DonL
Banned
Mr DonL
With the knowledge that we have today , i believe we can agree that BMW 801 was a failure
Never bacame truly reliable
Never had a good power to weight ratio despite it used C3 fuel
Never had even decent altitude performance
Needed that cooling fan behind the propelller that was consuming valuable power
Very inefficient supercharger
The resources and the c3 fuel could had been used for much better projects like Jumo 211R , additionals and faster developed DB605s
Dear Jim,
that's one of the rare issues we have to disagree.
I can't see where the BMW 801 was a failure.
It was reliable in late 1942 and offers more Steig und Kampfleistung then any other german engine at 1942.
There are certain issues about BMW you have to consider.
BMW was with Bramo the two biggest radial engine producer at germany and both came from the civilian aviation line. Siemens didn't want to enlarge Bramo at the timeline 1934/1935, so Bramo was socialized from the RLM and sold to BMW. Both companys produced their civilian line BMW 132 (P&R 1630) and Bramo 323 (Bristol Jupiter), both heavy modified from both companys, but both had relative old production lines and tools.
The fusion of Bramo and BMW happened since 1937/38, BMW new engine factory was built not until 1938 (Junkers and DB factorys were built much earlier) and through the fusion, the civilian market and the failure of the BMW 139, BMW was very late in the military engine development with the BMW 801, which was developed out of the BMW 139 and Bramo 329.
The main issues for BMW/Bramo was the tooling of the new built engine factory at 1938, because it was this late, BMW had to fight with endless other companys about good around toolings to equip their engine factory. This fighting holded on till 1943 and BMW had not as much modern allround production tools as DB and Junkers.
Anyway from a rational viewpoint it was more then clear for the RLM to fund a a new military radial engine from this two fusioned engine companys (advertisement 1935), to get the human resources (engine engineers) and production lines to work for the military development.
BMW/Bramo was compare to DB and Junkers a very small company 50000 workmen at 1944 (half of this slave laboured) and was able to develop the BMW 801 and the BMW 003 and put both in mass production.
The BMW 801 is to my opinion absolutely comparable to the Wright 2600 and very equal in performance.
The most issues of BMW/Bramo was their late change to the military development of engines, so they had major issues with production tools, human resources (engine engineers) and not the reputation of Junkers and DB and were always number 3 at the RLM, also at the attention and treatment through the RLM.

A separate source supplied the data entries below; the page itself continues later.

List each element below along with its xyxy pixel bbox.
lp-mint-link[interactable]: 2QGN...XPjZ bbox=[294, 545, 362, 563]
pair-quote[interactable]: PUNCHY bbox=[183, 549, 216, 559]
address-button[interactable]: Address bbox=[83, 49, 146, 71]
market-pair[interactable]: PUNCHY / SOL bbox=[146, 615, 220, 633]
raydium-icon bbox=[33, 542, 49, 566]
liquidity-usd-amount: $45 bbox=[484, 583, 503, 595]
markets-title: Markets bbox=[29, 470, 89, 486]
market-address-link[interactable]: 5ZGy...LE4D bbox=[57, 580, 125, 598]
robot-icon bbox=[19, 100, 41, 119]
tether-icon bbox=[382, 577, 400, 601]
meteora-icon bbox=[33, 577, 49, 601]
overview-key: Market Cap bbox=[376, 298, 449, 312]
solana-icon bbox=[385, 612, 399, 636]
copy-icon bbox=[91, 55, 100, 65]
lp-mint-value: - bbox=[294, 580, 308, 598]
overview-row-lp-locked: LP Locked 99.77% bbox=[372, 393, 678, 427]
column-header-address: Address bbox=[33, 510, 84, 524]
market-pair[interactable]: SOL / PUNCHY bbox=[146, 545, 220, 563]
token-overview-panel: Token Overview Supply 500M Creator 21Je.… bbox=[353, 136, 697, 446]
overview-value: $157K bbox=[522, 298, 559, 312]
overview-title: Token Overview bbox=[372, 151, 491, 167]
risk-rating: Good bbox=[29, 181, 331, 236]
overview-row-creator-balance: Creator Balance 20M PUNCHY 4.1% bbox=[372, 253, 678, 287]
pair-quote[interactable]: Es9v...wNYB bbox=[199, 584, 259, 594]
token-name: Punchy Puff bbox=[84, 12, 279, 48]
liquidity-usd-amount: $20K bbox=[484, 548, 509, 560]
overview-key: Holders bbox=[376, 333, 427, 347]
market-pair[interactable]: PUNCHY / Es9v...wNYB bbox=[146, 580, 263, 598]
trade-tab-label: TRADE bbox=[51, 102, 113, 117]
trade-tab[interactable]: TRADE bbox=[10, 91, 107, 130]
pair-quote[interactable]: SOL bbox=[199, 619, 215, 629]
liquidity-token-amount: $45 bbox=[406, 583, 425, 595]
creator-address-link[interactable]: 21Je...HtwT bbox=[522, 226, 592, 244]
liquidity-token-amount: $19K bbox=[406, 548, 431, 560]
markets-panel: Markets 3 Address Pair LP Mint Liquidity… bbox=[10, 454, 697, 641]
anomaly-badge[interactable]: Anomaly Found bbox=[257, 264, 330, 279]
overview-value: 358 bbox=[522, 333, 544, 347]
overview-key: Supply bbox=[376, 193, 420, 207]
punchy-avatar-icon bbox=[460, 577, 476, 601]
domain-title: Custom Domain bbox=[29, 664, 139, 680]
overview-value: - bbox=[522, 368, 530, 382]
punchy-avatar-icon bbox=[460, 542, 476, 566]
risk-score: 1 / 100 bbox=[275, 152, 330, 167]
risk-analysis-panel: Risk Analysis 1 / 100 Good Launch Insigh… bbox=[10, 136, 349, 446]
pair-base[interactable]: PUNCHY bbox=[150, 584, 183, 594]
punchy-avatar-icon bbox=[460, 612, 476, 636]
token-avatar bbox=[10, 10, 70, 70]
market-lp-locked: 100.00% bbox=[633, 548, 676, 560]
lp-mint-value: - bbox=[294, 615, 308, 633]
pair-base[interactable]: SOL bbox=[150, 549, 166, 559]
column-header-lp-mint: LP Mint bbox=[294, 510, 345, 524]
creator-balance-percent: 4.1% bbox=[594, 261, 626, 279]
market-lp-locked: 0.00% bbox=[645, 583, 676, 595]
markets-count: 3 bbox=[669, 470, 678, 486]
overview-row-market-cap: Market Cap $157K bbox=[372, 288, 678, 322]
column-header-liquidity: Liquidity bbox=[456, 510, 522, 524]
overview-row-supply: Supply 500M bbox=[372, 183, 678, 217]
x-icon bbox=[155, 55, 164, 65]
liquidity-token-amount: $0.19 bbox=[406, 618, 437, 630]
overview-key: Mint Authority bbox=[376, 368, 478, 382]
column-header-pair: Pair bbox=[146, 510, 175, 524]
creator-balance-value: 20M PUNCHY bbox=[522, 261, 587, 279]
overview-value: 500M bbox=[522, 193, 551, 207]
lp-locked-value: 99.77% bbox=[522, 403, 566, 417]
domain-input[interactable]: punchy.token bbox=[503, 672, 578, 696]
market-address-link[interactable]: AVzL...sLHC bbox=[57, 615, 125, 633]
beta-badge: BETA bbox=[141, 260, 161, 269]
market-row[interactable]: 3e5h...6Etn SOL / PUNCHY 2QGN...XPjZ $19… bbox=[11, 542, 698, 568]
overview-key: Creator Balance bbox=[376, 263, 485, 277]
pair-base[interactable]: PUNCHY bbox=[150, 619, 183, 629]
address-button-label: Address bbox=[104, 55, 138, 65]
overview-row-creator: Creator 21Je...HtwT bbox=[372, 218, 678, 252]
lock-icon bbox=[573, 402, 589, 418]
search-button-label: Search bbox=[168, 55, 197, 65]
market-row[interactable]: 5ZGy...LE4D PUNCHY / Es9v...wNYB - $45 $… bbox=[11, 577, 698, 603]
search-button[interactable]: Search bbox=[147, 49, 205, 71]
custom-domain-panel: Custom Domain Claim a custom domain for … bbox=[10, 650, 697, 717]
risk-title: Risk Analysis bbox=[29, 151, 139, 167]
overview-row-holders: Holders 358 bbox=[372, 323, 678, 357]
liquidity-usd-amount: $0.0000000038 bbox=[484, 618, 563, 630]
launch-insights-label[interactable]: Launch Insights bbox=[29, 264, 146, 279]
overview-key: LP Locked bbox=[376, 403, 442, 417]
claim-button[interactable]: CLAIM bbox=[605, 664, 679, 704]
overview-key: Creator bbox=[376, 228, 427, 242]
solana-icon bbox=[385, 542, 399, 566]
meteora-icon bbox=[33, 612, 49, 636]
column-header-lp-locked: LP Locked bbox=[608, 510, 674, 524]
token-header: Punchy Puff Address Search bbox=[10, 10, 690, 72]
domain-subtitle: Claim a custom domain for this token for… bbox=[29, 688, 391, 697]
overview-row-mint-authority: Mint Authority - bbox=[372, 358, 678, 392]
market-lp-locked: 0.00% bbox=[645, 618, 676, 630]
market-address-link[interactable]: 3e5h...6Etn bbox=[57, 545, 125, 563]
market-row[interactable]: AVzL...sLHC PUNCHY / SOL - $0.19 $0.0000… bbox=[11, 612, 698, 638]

I agree. However DB603 engine offered more bang for the buck.
DB603 prototype was running two years before BMW801 prototype and if properly funded I think Daimler-Benz would have maintained at least a two year development lead over BMW801. DB603 was also less expensive to produce, allowed a hub cannon, more reliable and smaller engine diameter made for better aerodynamics, especially in fighter aircraft. It's the engine Fw-190 should have been designed for from 1937 onward rather then betting on a radial engine which didn't even have a prototype running until Fw-190 design was well advanced.
Make BMW801 engine program a low development priority (i.e. similar to historical DB603 funding after 1940). If/when BMW801 engine starts looking promising then development funding gets increased. Otherwise the BMW801 program gets axed after a few years without entering mass production.
This is simply a dream and very far from realistic!
I have tried to explain this issue more the one time, so it is my last try.
The BMW 801 has simply nothing to do with the development and funding of the DB 603, weather from the timeline nor the human resources.
The Bomber B and Bomber A advertisement with the DB 604X and the DB 606 were the issues for the DB 603.
You should explain Dave how DB should have developed a DB 601A to the DB 601E/DB605, the DB 606/610,the DB 603 and the Db 604X?
It is impossible from human resources and the development capacity! And please don't tell us you could have sourced out something to BMW, because of the BMW VI, which was a WWI design and BMW had changed at the early 30er to radial engines. It is impossible to shift mainly development recources and production capacity between such developed engine companys and it doesn't make sense also from the viewpoint of competition.
One last time, the development of the BMW 801 had nothing to do with development of the DB 603.
If you want a DB 603 at 1942/43 earliest realistic introduction time, you can't have a Bomber B advertisemnet and only a "normal" Bomber A advetisement with 4 normal engines.